Ähnliche Umweltleistungen wie Hecken bieten auch Agroforstsysteme. Erste Ergebnisse des Projektes „AUFWERTEN!“ in dem auch der NABU Brandenburg involviert ist, stellte Dr. Christian Böhm von der BTU Cottbus vor. Die bisherigen Studien belegen, dass die für den Biomasseanbau angelegten Gehölzstreifen gepaart mit ergänzenden Maßnahmen wie z.B. Blühstreifen, sowohl die Biodiversität vor Ort erhöhen als auch das Landschaftsbild aufwerten und eine attraktive Alternative zu Energiepflanzen wie Mais und Raps darstellen können.
Wie die NABU-Stiftung Nationales Naturerbe bei der Verpachtung landwirtschaftlicher Flächen hilft, stellte Simon Grohe vor.
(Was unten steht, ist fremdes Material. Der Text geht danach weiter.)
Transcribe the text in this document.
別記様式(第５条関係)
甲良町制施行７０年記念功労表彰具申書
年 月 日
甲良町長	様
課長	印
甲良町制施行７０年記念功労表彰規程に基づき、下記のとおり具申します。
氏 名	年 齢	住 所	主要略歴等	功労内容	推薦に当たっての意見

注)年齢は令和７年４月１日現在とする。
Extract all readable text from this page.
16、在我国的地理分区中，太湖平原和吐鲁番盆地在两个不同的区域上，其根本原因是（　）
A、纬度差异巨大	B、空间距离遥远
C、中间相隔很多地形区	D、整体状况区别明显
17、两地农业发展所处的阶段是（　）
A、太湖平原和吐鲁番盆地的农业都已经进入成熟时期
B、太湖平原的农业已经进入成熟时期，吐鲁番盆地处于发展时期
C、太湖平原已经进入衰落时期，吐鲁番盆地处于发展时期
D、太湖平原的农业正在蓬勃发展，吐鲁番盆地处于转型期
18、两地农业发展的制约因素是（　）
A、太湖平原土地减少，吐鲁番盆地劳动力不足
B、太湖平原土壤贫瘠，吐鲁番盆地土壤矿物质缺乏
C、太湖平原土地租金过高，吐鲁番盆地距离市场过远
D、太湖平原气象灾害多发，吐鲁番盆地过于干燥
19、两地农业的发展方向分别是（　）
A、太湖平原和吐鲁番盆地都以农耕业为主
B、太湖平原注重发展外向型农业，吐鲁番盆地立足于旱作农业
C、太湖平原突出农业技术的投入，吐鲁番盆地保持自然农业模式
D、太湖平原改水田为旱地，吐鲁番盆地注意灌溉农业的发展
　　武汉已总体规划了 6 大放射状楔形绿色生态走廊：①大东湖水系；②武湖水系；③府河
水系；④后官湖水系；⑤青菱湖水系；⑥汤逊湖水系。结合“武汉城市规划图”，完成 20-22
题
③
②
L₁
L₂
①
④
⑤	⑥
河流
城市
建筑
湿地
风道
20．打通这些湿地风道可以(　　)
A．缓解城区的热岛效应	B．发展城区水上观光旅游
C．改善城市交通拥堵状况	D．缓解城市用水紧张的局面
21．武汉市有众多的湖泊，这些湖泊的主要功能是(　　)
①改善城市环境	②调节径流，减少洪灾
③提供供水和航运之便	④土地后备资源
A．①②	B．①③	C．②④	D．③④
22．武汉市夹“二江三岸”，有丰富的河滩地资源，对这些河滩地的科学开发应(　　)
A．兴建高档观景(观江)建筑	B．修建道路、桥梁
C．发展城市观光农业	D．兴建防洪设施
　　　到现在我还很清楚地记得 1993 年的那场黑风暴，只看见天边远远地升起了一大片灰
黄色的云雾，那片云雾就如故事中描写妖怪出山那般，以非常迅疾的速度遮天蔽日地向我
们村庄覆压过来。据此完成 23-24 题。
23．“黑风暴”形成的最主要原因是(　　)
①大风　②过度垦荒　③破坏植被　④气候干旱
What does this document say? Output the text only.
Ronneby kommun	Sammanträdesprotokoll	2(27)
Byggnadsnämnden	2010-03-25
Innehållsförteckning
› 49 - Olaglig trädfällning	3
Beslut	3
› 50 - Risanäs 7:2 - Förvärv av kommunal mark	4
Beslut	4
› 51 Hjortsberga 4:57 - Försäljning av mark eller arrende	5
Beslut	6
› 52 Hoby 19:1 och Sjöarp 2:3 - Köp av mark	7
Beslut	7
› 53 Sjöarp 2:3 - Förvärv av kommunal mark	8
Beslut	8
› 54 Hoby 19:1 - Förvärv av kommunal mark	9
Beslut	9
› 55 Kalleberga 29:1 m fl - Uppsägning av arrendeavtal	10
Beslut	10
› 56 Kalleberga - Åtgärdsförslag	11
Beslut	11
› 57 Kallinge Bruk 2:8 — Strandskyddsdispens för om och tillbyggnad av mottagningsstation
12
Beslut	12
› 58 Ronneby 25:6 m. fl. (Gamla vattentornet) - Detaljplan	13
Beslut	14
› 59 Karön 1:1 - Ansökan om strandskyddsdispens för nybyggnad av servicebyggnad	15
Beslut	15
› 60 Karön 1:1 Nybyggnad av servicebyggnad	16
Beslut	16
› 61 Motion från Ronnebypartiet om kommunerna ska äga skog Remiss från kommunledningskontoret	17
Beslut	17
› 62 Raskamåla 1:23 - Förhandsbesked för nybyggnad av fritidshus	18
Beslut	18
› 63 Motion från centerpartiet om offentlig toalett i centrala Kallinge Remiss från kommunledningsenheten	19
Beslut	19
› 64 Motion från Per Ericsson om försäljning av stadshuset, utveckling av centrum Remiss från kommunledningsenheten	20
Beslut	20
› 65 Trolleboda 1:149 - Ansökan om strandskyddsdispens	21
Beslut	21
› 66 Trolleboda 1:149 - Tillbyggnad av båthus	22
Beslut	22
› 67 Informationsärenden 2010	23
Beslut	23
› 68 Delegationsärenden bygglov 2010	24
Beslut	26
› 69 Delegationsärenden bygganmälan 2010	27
Auf dem NABU-Naturschutztag wurde deutlich, dass es bereits gute und vielfältige Ansätze und Projekte von engagierten Landnutzern, von Naturschützern, aber auch von Hochschulen, Instituten, Gemeinden oder regionalen Initiativen gibt, um Kulturlandschaften aufzuwerten und dem Artenschwund wirksam entgegen zu treten. Viele Maßnahmen können sich ergänzen, und scheinbar gegensätzliche Interessenvertretungen arbeiten für die Sache Hand in Hand. Wichtig ist, die verschiedenen Akteure zu vernetzen, den Wissensaustausch zu fördern und mit guten Beispielen zu werben. Es braucht für einen Wandel in und um die landwirtschaftlichen Flächen aber ein konstruktives Miteinander, eine naturschutzfachliche Beratung vor Ort, und nicht zuletzt finanzielle Anreize. Deren Ausgestaltung und Höhe hängt vor allem von politischem Willen auf allen Ebenen ab.